The Centre’s order to authorise 10 agencies to monitor online communications and intercept data contained in any computer system is not new. And according to intelligence sources, intercepting online communication and monitoring computer systems is not as easy as the Opposition has alleged.
In fact, agencies have been conducting surveillance on internet communication for several years now, particularly in matters related to terrorism. The 2013 Bodh Gaya blasts case was cracked in great measure with crucial online communication intercepts.
The National Investigation Agency (NIA) had sought permission from the home secretary to monitor online communication of certain suspects and were intercepted from internet gateways (such as Airtel or Tata) in real time after the requisite legal process. The intercepts had given the agency crucial leads to nab suspects.
“In fact, the new notification has only streamlined the process and specified which agencies can do this (intercept and monitor computer systems). Earlier it was free for all,” said a home ministry official.
According to an official, despite the powers, unlike phone conversations, it is not easy to intercept Internet communication.
“Platforms such as WhatsApp have end to end encryption. So even if you intercept it from the gateway, what you will get is garbled text that will make no sense. It is like opening a Hindi text document on a computer that has no Hindi fonts. Even if we apply decoding technology, it is very difficult to break 256-bit encryption. It can take weeks or months to break it, by when the information may be of no use,” the official said.
Another complication is that most of these companies do not have servers in India. “If they do keep the data here, then I can formulate relevant laws and force the company to not encrypt beyond 64-bits, which is easier to break,” said the official.
In cases where communication has already taken place, there is no other way than to send a request through mutual legal assistance agreements.
The request will be subject to examination by US authorities, in case the server is in the US, who may or may not agree with the need for interception depending on the seriousness of the crime involved, said sources.
“Social media platforms with servers in the US have largely been reluctant to share information. Post 26/11, there has been good cooperation between the US and Indian agencies and social media information has been shared on a case to case basis. But most of it has been in cases related to terrorism. Unless companies voluntarily agree to do this, there is no way of forcing them until their servers are based here,” said another officer.
Under the rules – The Indian Telegraph Act and the Information Technology Act – interception of phone calls and internet communications are to be made by the service provider on a request approved by the Home Secretary of a state government or the Central government.

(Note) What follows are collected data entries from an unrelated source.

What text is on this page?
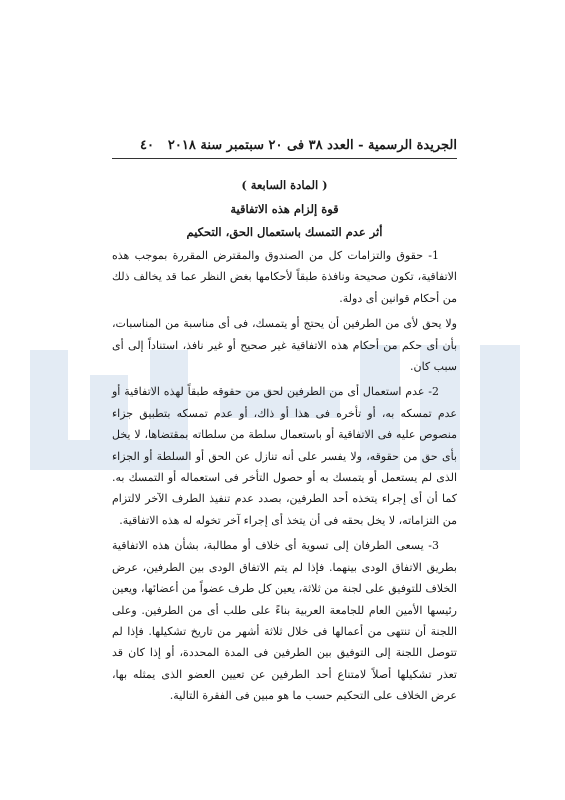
٤٠ الجريدة الرسمية - العدد ٣٨ فى ٢٠ سبتمبر سنة ٢٠١٨
( المادة السابعة )
قوة إلزام هذه الاتفاقية
أثر عدم التمسك باستعمال الحق، التحكيم

1- حقوق والتزامات كل من الصندوق والمقترض المقررة بموجب هذه الاتفاقية، تكون صحيحة ونافذة طبقاً لأحكامها بغض النظر عما قد يخالف ذلك من أحكام قوانين أى دولة.

ولا يحق لأى من الطرفين أن يحتج أو يتمسك، فى أى مناسبة من المناسبات، بأن أى حكم من أحكام هذه الاتفاقية غير صحيح أو غير نافذ، استناداً إلى أى سبب كان.

2- عدم استعمال أى من الطرفين لحق من حقوقه طبقاً لهذه الاتفاقية أو عدم تمسكه به، أو تأخره فى هذا أو ذاك، أو عدم تمسكه بتطبيق جزاء منصوص عليه فى الاتفاقية أو باستعمال سلطة من سلطاته بمقتضاها، لا يخل بأى حق من حقوقه، ولا يفسر على أنه تنازل عن الحق أو السلطة أو الجزاء الذى لم يستعمل أو يتمسك به أو حصول التأخر فى استعماله أو التمسك به. كما أن أى إجراء يتخذه أحد الطرفين، بصدد عدم تنفيذ الطرف الآخر لالتزام من التزاماته، لا يخل بحقه فى أن يتخذ أى إجراء آخر تخوله له هذه الاتفاقية.

3- يسعى الطرفان إلى تسوية أى خلاف أو مطالبة، بشأن هذه الاتفاقية بطريق الاتفاق الودى بينهما. فإذا لم يتم الاتفاق الودى بين الطرفين، عرض الخلاف للتوفيق على لجنة من ثلاثة، يعين كل طرف عضواً من أعضائها، ويعين رئيسها الأمين العام للجامعة العربية بناءً على طلب أى من الطرفين. وعلى اللجنة أن تنتهى من أعمالها فى خلال ثلاثة أشهر من تاريخ تشكيلها. فإذا لم تتوصل اللجنة إلى التوفيق بين الطرفين فى المدة المحددة، أو إذا كان قد تعذر تشكيلها أصلاً لامتناع أحد الطرفين عن تعيين العضو الذى يمثله بها، عرض الخلاف على التحكيم حسب ما هو مبين فى الفقرة التالية.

The Intelligence Bureau (IB), in fact, has been pushing for getting large social media platforms to keep their servers in India for over a decade now. “Some multi-national banks have now begun to keep their data in India. We have to similarly get social media platforms to do so for interception powers to have any meaningful outcome. China has forced companies to do this,” said an officer.
There are further complications as Internet communication can be sent using proxy servers. “A smart operator can even encrypt his email and we will not be able to do anything,” said the officer. Sources said as far as the fear of illegal interception is concerned, it is as good as the fear of anything illegal.
Illegally, one would have to hack into the computer of the person of interest and create a parallel line to get all his communication in real time. This, if found, is punishable under the law.
“There have been cases of illegal interception as far as phone tapping is concerned. Whenever it has come to light, it has created considerable trouble for the officers involved,” said the officer.